Mrs. Mercer expressed how many people were against the government on this issue and said, “There’s a really strong feeling against this. We need to embarrass the government into actually doing something”. She noted that they do not need any changes on the road system but want it to be removed entirely. She said, “We don’t need a raft of changes. We just need the hard shoulder back in every single instance”.
England adopted smart motorways in 2014 “as a cheaper way of increasing capacity compared with widening carriageways.” However, there was no driver orientation, and this is why RAC findings revealed that many drivers do not know what to do when a car breaks down without a hard shoulder and does not know where to find a refuge area. Cars are supposed to pull into a refuge area, and these areas are situated 1,6 miles apart.
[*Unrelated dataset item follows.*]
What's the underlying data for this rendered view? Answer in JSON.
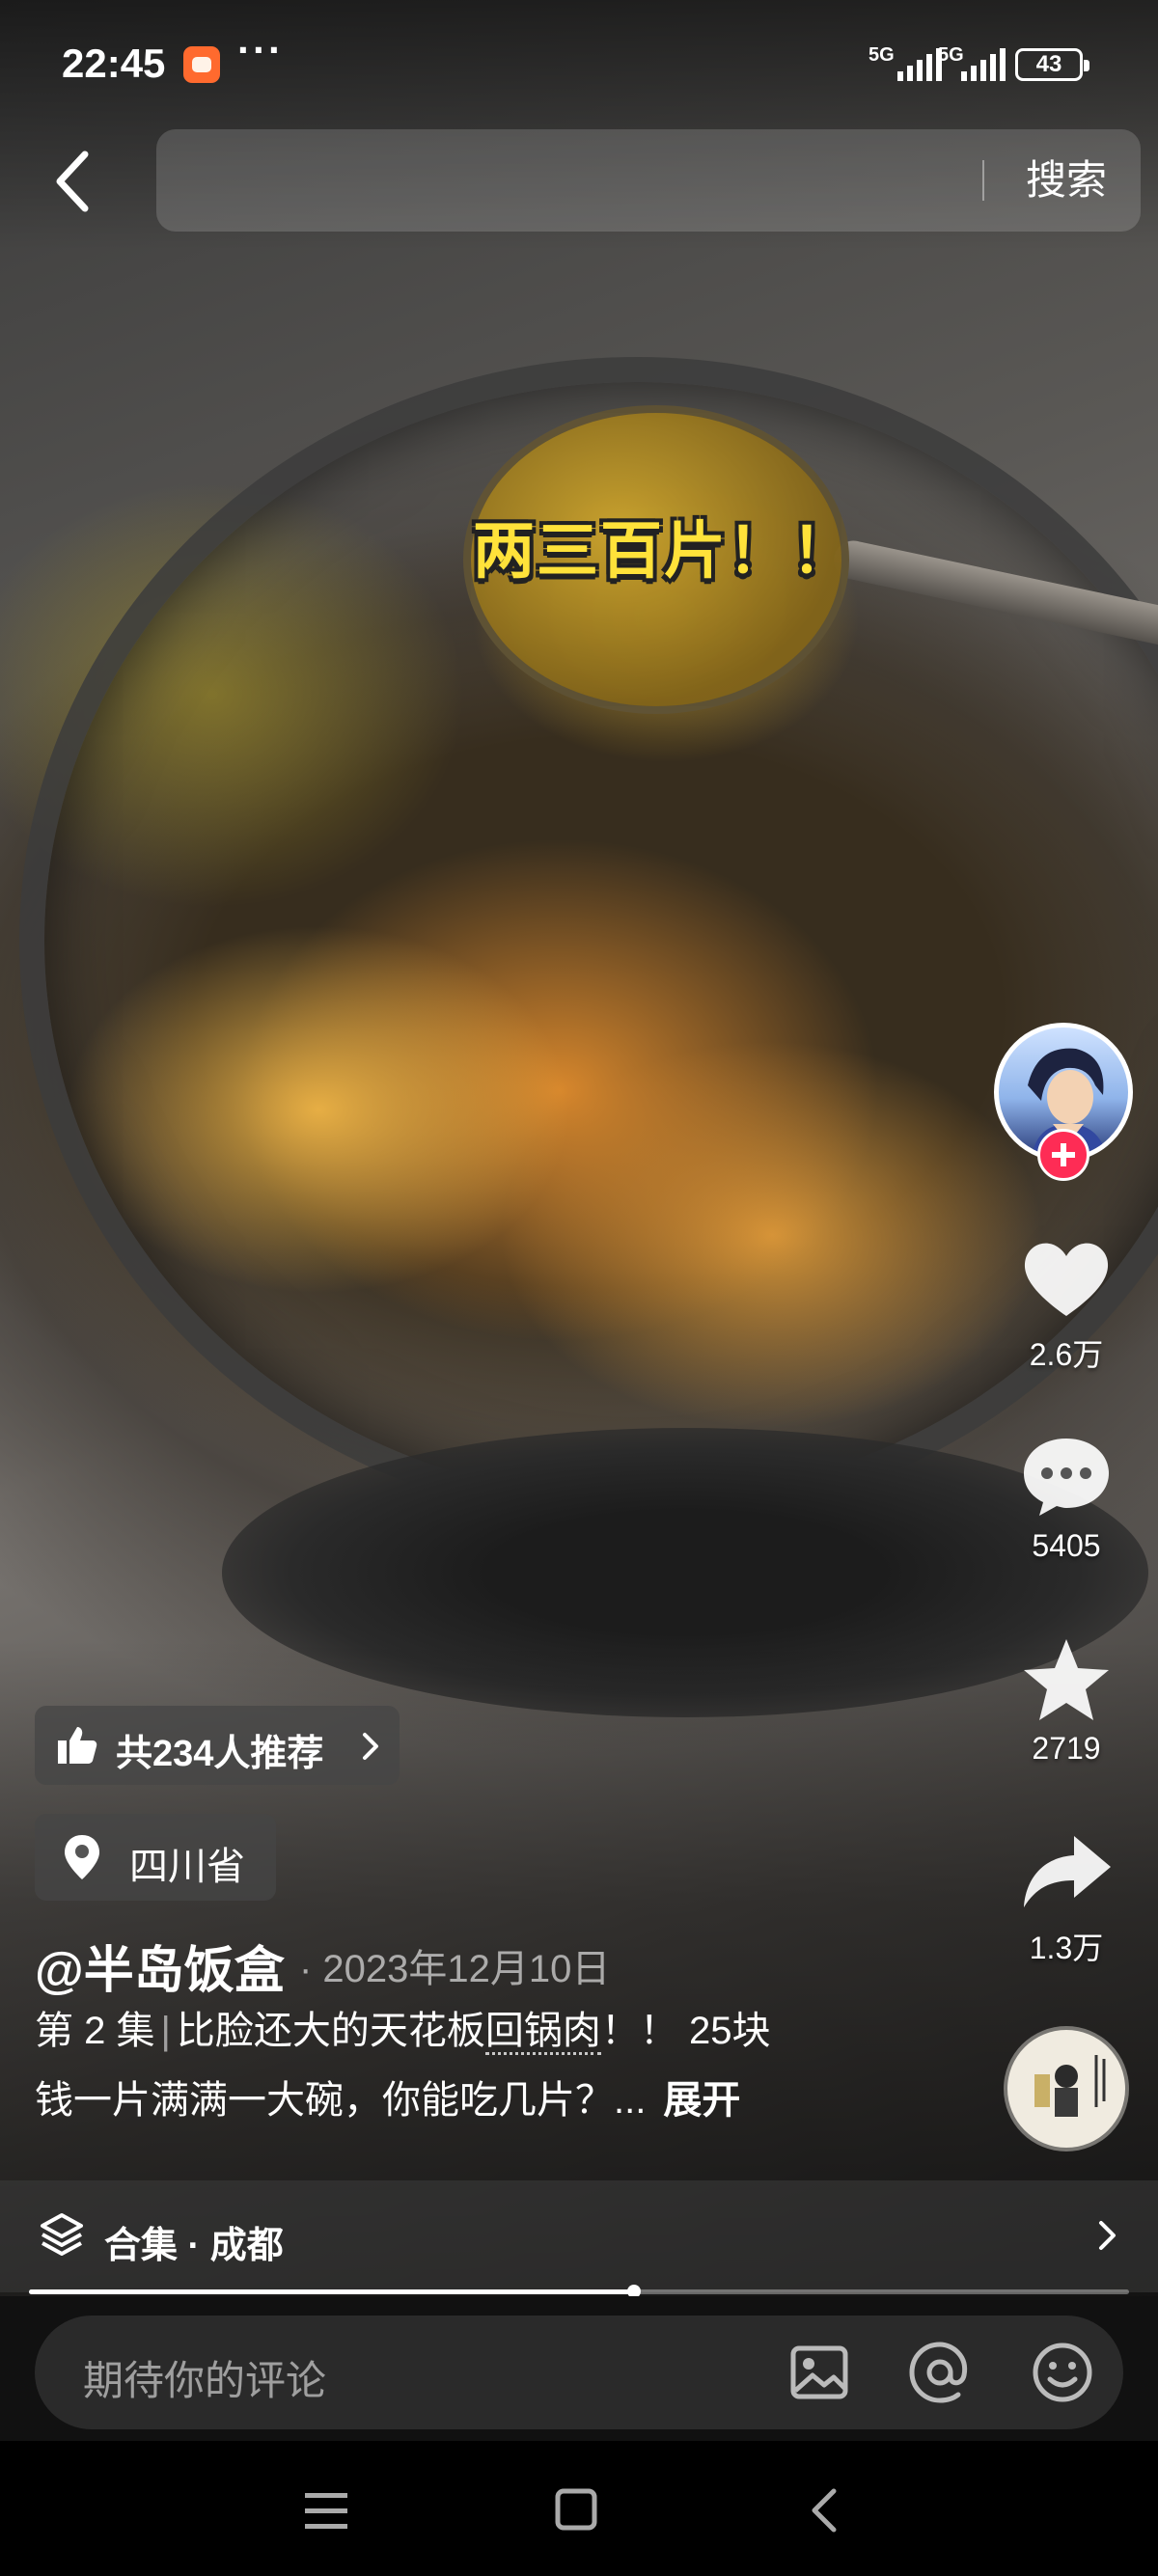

But many accidents have been reported of vehicles being hit from behind. “The Government and National Highways should pause the rollout of new all-lane running schemes until five years of safety, and economic data is available for every all-lane running scheme introduced before 2020, and the implementation of the safety improvements in the Government’s action plan has been independently evaluated”, as noted by TSC’s report.
The report also disagrees with demonstrators who wanted hard shoulders to be permanently reinstalled on the roads and posited that “The evidence suggests that doing so could put more drivers and passengers at risk of death and serious injury.” It notes that refuge areas ought to be retrofitted to the all-lane running motorways, and the distance between them pegged at 0,75 miles or a maximum of one mile. This will enable one to walk into a refuge area.
The Committee does not believe in abandoning the smart motorways, and Tory MP Huw Merriman argued that “Looking at the available evidence, smart motorways do appear to be safer than conventional motorways even once the hard shoulder is removed.”
This was challenged as it was suggested that “However, this evidence is also open to question. Only 29 miles of these all-lane running smart motorways have operated for over five years. It, therefore, feels too soon, and uncertain, to use this as an evidence base to remove the hard shoulder from swathes of our motorway network.”
Mrs. Mercer also commented on this aspect of hard shoulders and said, “I don’t think they’re strong enough.”
“We welcome the Transport Committee’s scrutiny and will now consider its recommendations in detail, providing a formal response in due course. This is a serious piece of work which we will engage with closely in the months ahead”, said a Department for Transport spokesperson. The same sentiments were shared by Conservative MP Sir Mike Penning, who believes the TSC’s findings were “another significant step in the fight to improve safety on these motorways.”
But Mrs. Mercer and the demonstrators want the smart motorways rollout to be delayed so that they can pursue its ban in the courts.